With a small representation from the CEG data we thoroughly discussed to exchange experiences about what has to be arranged when ‘making data available’ to the entire organisation via sandbox. Quickly, the conversation is about responding to the needs of the users. Every user group demands different tooling and principles, and that requires space too. There are various data related roles that are essential to both the business side and to the IT side, and deserve attention. Make sure that the teams can work autonomously, meaning they can create and maintain dashboards while they have the freedom to work with data. What suits the culture and how data-driven are people, across all layers of the organisation? Training of management, the board of directors and supervisory directors, and also setting up a ‘’coalition of the willing’’ will ensure that progress can be made. The IT-related or central activities are providing support, training, assisting with complex questions as well as ensuring uniform tool options, and obviously that there is compliance with security and privacy requirements. Prevent dependency on one person only and create collegial support, benefits from scale and ownership.
Growing with data
In the data-governance one balances the impact of changing the data policy. How involved is one with the data, what source-systems come together, what is added or refined in the data, and how does one guarantee the continuity? Thus, in addition to the users’ wishes – what is one accustomed to, does business built themselves, what data should be available – it is about building dashboards or performing thorough analyses, realtime or batch processing, how flexible is it etc.
A data culture
Realising modifications in cloud data lakes of large ERP providers demands a lot of lobbying effort. To take people along, to be able to guarantee broad availability etc. A shift in dataculture costs a lot of energy, is tricky, but crucial. One is easily accustomed to work with a tool/report, but you create value by making cross-sections, being agile and future proof. Tech or ICT is never in the lead, but is often the catalyst. See to it that division managers join this movement to identify opportunities. The data strategy belongs tot he entire organisation, therefore harmonise your evangelism with the organisation. Make it specific and explainable; how to arrange management, who is the ‘owner’ of the data, the datamodel (incl. responsibilities) and the sourcesystem?
Data is a profession
The value of data is because of the decisions based on the large number of analyses and other data than previously available. Make a clear divide between maintenance, operation and development. Data is a profession and only works across the entire chain and all processes. The more is standardised, the more valuable the analyses. Join some important touch points in the journey that the data travels. Take a look how the tool is being used and data is generated, for all companies it appears to be an important measure for the quality. With which the term relevancy also appears. The more relevant the insights, the more people attach importance to good registrations. Vice versa also applies.
The data sandbox
With the continuous growth of standards, the chance exists to work cross-organisational in the sector. In care for example. It is essential to know where the data originates, how it is generated and in what context it is being registered. Standardise the context! A sandbox is designed to experiment, see what is being ‘created’ and who should maintain it afterwards. Continue with ‘some coincidence’, let it stick in the business and hand it over to your business. IT/BI is service-oriented, make good arrangements in advance about developing, building and maintaining. Begin with an innovation budget in the sandbox, what do you include into the business case about preparing and handing over to the business?

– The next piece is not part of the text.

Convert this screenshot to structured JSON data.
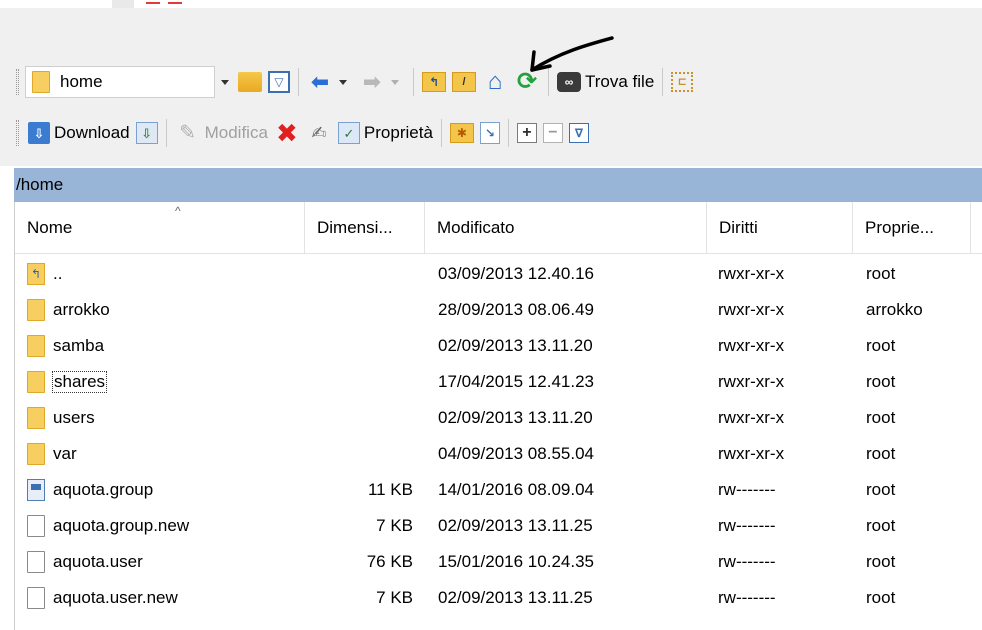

Data is a profession! It returns multiple times. How do you guard the divide between central and decentral maintenance and development. Be aware of the risks you take and where you might lose speed. Unlocking and linking data, the next step is to give business access to machine learning. Before one can successfully continue, a mature view of what the data is and can do is crucial. What do the insights mean, what answers appear and who validates those answers? With the increasing amount of data flows in your organisation and with that the amount of sources, the complexity grows as well. Take that in mind. Deal seriously with the profession, you can’t just do it on the side!
* Definition data democratization (Bernard Marr) we are using: Data democratization means that everybody has access to data and there are no gatekeepers that create a bottleneck at the gateway to the data. It requires that we accompany the access with an easy way for people to understand the data so that they can use it to expedite decision-making and uncover opportunities for an organization. The goal is to have anybody use data at any time to make decisions with no barriers to access or understanding.